Other proposals to build the reactors came from French group Areva SA and Westinghouse Electric Co, which is owned by Toshiba Corp and Shaw Group Inc.
“Concern about pricing and uncertainty regarding (AECL‘s) future prevented Ontario from continuing with the procurement at this time,” the provincial government said in a release.
In late May, Canada’s federal government said it planned to seek buyers for AECL as part of an asset sale to wrestle down the government’s record budget deficit.
A spokesman from AECL was not available for comment.

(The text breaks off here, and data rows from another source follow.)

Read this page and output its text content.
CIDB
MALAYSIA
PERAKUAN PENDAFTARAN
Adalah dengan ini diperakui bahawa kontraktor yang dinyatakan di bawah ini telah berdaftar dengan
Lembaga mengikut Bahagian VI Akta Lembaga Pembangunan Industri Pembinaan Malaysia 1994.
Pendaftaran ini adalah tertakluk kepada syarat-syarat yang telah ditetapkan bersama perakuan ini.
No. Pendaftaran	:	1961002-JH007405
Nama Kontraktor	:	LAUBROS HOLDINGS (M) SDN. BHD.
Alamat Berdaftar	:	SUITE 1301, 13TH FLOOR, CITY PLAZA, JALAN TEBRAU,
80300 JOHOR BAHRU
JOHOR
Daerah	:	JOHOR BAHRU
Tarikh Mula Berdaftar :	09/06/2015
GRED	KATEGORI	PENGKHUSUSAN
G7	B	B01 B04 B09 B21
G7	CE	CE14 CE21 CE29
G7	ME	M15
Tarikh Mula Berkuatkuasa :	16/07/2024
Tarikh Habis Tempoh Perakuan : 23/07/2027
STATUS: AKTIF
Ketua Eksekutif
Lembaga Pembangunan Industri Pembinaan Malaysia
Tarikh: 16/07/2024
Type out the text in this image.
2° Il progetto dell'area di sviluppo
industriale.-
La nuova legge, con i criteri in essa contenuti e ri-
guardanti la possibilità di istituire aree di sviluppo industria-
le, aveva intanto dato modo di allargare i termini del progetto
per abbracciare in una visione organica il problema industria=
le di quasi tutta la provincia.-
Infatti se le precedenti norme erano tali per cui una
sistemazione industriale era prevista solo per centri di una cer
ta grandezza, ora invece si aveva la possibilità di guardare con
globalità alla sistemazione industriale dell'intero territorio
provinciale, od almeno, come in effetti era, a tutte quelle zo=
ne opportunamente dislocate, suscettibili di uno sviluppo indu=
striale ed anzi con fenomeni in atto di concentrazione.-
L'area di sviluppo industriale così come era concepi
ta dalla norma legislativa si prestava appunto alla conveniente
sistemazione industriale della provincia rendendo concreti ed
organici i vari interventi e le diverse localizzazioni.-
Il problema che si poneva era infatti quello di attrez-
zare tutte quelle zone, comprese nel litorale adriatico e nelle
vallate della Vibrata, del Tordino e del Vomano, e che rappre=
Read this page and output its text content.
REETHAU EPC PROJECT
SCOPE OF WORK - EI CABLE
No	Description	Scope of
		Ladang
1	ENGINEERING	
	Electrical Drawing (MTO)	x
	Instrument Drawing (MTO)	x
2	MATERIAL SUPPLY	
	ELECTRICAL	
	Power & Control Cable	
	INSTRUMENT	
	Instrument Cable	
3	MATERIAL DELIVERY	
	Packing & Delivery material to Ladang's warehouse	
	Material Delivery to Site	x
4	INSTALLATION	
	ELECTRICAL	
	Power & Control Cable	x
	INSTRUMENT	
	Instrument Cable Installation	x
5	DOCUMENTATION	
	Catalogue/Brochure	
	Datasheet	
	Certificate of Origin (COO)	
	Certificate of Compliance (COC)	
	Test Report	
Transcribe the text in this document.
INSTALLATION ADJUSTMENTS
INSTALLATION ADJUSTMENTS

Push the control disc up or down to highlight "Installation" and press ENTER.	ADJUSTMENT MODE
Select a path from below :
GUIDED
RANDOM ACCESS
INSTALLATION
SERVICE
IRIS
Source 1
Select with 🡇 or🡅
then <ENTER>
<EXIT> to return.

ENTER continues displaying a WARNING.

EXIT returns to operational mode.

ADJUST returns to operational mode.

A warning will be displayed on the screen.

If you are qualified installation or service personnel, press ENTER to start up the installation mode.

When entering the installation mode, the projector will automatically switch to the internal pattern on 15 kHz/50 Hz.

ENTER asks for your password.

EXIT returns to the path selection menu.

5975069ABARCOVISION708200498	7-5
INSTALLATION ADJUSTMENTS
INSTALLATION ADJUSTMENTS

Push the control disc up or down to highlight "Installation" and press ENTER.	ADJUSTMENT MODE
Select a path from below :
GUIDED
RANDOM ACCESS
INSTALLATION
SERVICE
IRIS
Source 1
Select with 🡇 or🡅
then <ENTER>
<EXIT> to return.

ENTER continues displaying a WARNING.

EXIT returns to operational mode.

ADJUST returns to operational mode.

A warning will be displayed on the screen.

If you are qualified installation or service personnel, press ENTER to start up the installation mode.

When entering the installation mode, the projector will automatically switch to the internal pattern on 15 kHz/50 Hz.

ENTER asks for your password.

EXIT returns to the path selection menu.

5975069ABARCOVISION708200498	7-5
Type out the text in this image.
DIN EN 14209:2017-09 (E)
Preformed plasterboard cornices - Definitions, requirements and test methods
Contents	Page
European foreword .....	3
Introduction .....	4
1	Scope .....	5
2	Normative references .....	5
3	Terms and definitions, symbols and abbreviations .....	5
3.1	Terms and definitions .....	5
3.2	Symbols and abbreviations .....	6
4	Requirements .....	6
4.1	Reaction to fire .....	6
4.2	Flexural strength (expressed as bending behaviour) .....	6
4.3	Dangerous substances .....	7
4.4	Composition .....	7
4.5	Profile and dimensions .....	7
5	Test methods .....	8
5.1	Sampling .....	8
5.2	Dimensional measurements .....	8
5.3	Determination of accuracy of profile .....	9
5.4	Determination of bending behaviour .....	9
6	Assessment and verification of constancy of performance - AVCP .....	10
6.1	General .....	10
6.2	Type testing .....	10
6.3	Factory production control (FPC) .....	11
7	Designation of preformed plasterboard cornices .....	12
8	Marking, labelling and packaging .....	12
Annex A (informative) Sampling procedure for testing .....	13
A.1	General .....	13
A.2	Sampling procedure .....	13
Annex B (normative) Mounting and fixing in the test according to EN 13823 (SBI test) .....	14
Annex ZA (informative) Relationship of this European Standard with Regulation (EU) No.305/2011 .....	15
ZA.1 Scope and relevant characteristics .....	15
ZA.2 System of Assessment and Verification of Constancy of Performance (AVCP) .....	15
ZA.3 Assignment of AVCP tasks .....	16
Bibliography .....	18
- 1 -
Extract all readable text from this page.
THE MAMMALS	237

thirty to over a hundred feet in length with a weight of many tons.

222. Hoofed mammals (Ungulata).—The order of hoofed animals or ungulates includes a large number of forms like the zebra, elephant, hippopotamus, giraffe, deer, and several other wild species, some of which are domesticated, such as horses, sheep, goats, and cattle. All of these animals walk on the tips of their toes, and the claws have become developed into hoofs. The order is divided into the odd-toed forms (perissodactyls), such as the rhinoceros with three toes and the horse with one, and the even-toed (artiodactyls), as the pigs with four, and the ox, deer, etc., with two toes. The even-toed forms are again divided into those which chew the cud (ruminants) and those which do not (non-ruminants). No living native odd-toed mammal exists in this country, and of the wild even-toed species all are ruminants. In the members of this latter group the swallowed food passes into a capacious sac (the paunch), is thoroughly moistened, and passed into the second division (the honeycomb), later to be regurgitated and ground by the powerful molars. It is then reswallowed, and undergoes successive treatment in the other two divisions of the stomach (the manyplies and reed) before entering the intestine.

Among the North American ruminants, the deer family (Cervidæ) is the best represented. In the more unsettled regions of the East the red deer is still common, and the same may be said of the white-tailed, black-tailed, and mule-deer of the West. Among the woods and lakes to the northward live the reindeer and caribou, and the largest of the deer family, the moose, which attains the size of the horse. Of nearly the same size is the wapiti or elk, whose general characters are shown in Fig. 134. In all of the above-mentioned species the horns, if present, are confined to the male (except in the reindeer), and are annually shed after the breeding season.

The Ontario government launched a procurement process in March 2008 to build a two-unit nuclear power plant at Darlington. Nuclear power now accounts for about 50 percent of Ontario’s electricity supply.
The Canadian nuclear power industry was also hit on Monday by a report in the Globe and Mail newspaper that said safety regulators have underestimated a feature at the country’s electricity-producing Candu reactors, all designed by AECL, that might cause them to experience dangerous power pulses during a major accident.
According to an internal Canadian Nuclear Safety Commission document obtained by the newspaper, the nuclear stations have a feature known as “positive reactivity feedback,” in which their atomic chain reactions automatically speed up if the water pumped into the reactors to cool them leaks. The Globe said that a water leak is one of the worst accidents possible at a nuclear station.
If the reactors aren’t immediately shut down during such an incident, positive reactivity leads to a snowballing in the pace of nuclear reactions, which could cause damaging overheating, the newspaper said.
The Globe also said the utilities that operate the reactors -- Ontario Power Generation, NB Power, and Hydro-Quebec -- will likely have to spend “considerable resources” to deal with the safety issue.